Commentary

The CMA's Investment Consultancy review

18 Jul 2018

Anthony Ellis, Partner at Hymans Robertson, commenting on the CMA’s ‘Investment Consultants Market Investigation’ provisional decision report, said:

“There will be a collective sigh of relief that the CMA has not proposed any measures that could inhibit innovation in the investment consultancy market - for example, by imposing higher costs or barriers to entry, a focus on peer grouping, or short-term contracts. Investment consultants have driven innovation in the industry. There are many examples of this, such as the move away from balanced funds, the move away from peer grouping, and numerous instances of consultants driving managers to develop products. 

“Today’s report suggests that CMA recognises that there is an appropriate best practice framework in place to ensure that millions of people’s pensions are invested well through the institutional market, but that there is scope to improve competition, particularly in relation to fiduciary managers. Mandatory competitive tendering for schemes considering a move to fiduciary management is a sensible step in the right direction. Ensuring there is independent advice on selection and appointment of a fiduciary would be another. 

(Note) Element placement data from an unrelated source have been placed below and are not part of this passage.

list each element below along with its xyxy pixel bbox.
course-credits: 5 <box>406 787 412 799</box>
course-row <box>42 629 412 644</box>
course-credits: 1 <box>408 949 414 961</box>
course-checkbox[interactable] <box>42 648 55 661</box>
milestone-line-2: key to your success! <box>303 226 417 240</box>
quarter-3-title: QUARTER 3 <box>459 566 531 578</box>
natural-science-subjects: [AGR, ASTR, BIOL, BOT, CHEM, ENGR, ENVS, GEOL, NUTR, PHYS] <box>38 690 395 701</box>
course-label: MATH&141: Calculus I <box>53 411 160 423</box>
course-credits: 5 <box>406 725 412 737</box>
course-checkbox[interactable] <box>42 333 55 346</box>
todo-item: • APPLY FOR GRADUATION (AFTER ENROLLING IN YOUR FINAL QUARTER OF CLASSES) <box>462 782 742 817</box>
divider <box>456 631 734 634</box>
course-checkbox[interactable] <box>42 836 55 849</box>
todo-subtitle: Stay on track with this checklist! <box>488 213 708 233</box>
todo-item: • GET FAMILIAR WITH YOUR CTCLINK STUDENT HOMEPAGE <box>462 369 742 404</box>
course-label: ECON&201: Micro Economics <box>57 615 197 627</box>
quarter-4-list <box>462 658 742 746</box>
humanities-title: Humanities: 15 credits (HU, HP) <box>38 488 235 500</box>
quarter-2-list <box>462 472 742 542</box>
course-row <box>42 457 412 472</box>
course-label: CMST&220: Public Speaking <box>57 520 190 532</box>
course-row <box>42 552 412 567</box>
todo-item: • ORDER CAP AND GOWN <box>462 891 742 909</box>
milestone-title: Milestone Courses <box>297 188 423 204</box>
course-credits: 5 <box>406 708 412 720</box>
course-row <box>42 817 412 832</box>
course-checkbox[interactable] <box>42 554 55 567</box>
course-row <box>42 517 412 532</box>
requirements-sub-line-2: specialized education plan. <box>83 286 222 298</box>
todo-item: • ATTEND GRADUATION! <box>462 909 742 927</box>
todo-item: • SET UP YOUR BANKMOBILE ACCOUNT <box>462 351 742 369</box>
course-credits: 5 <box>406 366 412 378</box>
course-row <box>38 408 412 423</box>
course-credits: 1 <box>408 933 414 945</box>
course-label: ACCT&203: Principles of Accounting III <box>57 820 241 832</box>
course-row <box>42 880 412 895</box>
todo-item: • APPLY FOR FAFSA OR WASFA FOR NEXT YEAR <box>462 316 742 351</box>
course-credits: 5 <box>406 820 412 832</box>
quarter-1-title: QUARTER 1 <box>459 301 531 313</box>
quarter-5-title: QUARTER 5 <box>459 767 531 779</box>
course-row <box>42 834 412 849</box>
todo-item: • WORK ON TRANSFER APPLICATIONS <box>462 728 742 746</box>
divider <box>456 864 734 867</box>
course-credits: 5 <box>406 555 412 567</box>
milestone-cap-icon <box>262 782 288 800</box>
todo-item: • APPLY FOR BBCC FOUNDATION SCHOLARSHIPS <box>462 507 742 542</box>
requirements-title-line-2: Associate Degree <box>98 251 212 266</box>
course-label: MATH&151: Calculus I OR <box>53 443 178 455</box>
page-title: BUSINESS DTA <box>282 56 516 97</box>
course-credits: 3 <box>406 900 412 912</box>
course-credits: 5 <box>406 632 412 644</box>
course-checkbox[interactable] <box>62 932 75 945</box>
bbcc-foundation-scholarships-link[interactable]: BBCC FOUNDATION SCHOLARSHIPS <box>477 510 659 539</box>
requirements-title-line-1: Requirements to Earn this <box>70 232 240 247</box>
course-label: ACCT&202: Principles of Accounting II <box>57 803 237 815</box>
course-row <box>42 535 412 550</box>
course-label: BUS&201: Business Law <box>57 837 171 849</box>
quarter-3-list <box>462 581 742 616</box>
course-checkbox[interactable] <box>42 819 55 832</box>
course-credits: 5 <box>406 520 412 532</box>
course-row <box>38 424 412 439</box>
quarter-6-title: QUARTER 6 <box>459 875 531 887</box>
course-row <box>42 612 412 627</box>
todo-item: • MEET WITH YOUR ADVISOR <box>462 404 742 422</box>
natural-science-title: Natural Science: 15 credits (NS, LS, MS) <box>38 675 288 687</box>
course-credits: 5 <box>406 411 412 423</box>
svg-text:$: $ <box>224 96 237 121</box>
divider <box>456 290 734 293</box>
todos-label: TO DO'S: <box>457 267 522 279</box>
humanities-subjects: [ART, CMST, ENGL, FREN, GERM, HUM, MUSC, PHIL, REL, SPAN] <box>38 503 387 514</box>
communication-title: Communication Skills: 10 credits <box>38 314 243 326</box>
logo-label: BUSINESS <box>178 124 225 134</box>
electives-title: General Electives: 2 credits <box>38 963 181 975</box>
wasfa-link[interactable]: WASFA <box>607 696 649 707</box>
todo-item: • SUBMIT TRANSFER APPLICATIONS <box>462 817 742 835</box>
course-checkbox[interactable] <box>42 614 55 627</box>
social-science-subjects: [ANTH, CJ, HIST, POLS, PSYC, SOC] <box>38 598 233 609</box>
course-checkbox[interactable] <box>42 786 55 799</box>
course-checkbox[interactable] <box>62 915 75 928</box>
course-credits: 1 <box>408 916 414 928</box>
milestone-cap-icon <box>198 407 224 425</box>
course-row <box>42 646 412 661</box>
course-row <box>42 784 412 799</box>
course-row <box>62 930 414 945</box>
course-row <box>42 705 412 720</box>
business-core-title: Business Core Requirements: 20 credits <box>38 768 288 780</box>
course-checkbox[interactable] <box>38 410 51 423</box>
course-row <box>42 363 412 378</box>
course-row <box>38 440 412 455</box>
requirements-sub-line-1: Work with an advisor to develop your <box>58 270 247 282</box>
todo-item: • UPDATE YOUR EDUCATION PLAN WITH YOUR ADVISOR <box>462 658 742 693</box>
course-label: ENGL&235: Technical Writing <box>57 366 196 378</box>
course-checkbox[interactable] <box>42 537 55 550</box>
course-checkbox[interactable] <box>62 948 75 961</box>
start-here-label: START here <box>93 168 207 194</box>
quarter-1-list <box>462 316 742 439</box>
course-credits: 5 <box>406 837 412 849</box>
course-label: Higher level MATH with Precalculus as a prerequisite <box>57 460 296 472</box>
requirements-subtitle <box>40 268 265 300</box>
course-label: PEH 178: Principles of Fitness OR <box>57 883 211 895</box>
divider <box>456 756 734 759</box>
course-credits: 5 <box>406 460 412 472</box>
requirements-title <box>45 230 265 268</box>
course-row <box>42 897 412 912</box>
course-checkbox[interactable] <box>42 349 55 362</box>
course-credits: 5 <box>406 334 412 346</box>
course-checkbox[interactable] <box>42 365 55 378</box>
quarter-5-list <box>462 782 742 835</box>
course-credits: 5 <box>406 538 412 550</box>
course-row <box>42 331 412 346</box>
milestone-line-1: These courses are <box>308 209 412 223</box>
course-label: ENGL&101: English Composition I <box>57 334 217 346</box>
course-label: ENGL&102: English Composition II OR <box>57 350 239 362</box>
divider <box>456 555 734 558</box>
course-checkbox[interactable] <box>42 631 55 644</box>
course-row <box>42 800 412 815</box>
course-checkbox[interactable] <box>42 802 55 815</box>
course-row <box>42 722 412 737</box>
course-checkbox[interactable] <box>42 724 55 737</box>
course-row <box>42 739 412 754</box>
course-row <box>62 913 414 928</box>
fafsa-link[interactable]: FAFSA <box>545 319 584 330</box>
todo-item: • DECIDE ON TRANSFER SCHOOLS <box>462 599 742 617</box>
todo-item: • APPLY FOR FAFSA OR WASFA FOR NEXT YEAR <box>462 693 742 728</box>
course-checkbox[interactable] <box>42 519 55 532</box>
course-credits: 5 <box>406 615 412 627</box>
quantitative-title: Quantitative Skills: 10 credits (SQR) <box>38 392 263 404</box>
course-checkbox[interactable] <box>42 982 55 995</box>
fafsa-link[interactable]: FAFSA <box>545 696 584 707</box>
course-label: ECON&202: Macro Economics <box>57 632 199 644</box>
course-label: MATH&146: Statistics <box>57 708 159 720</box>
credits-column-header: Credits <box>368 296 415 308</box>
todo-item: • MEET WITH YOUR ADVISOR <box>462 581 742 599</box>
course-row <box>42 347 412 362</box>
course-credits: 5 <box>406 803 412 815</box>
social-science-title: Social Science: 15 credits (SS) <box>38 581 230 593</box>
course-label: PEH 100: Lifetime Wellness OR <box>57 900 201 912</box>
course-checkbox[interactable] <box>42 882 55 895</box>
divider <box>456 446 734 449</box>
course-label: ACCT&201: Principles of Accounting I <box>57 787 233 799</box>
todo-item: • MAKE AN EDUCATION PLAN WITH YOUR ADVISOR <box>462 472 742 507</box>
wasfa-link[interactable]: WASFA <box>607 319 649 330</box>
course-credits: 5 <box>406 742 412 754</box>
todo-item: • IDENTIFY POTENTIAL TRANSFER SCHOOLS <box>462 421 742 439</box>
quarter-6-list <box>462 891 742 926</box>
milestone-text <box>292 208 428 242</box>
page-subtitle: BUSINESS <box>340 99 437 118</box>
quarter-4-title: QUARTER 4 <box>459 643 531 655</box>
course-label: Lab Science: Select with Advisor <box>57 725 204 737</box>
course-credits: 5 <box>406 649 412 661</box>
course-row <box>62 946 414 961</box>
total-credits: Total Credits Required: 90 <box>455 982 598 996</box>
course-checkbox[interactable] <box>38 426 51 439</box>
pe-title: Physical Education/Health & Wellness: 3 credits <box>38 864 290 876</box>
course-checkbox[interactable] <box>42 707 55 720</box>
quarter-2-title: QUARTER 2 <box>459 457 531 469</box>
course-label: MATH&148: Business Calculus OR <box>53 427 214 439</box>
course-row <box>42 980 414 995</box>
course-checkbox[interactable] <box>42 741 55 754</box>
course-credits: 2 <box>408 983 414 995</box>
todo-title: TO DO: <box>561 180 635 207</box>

“The CMA concludes that some trustees don’t have the skills or time to scrutinise their consultants, and that some schemes have low levels of engagement so don’t switch or tender. While it’s crucial that we encourage competition, we need to remember that many do not change advisers because they are happy with the service they receive, the quality of advice and the relationship. Given the availability of independent trustees and expert procurement firms, most schemes do have the resource to assess consultants. And we see many mandates being put out to tender on a regular basis. A third of mandates seem to be retendered every 2-3 years and another third every 4-5 years. Higher turnover consultants is not in itself a meaningful objective. Better outcomes for pension fund members should be the primary objective.

“But we do agree that more transparent material around the value consultants add can help trustees, but that the material and measures must reflect the long-term nature of the decisions and relationship. A focus on short-term measures would lead to an industry focused on short-term advice, which would go against the key principles set out in the Myners Review back in 2001. It’s great that trustees will be required to set their investment consultants strategic objectives and firms must report against these.  We already help clients set strategic objectives and are very happy to be measured against them. This should be standard practice for all.”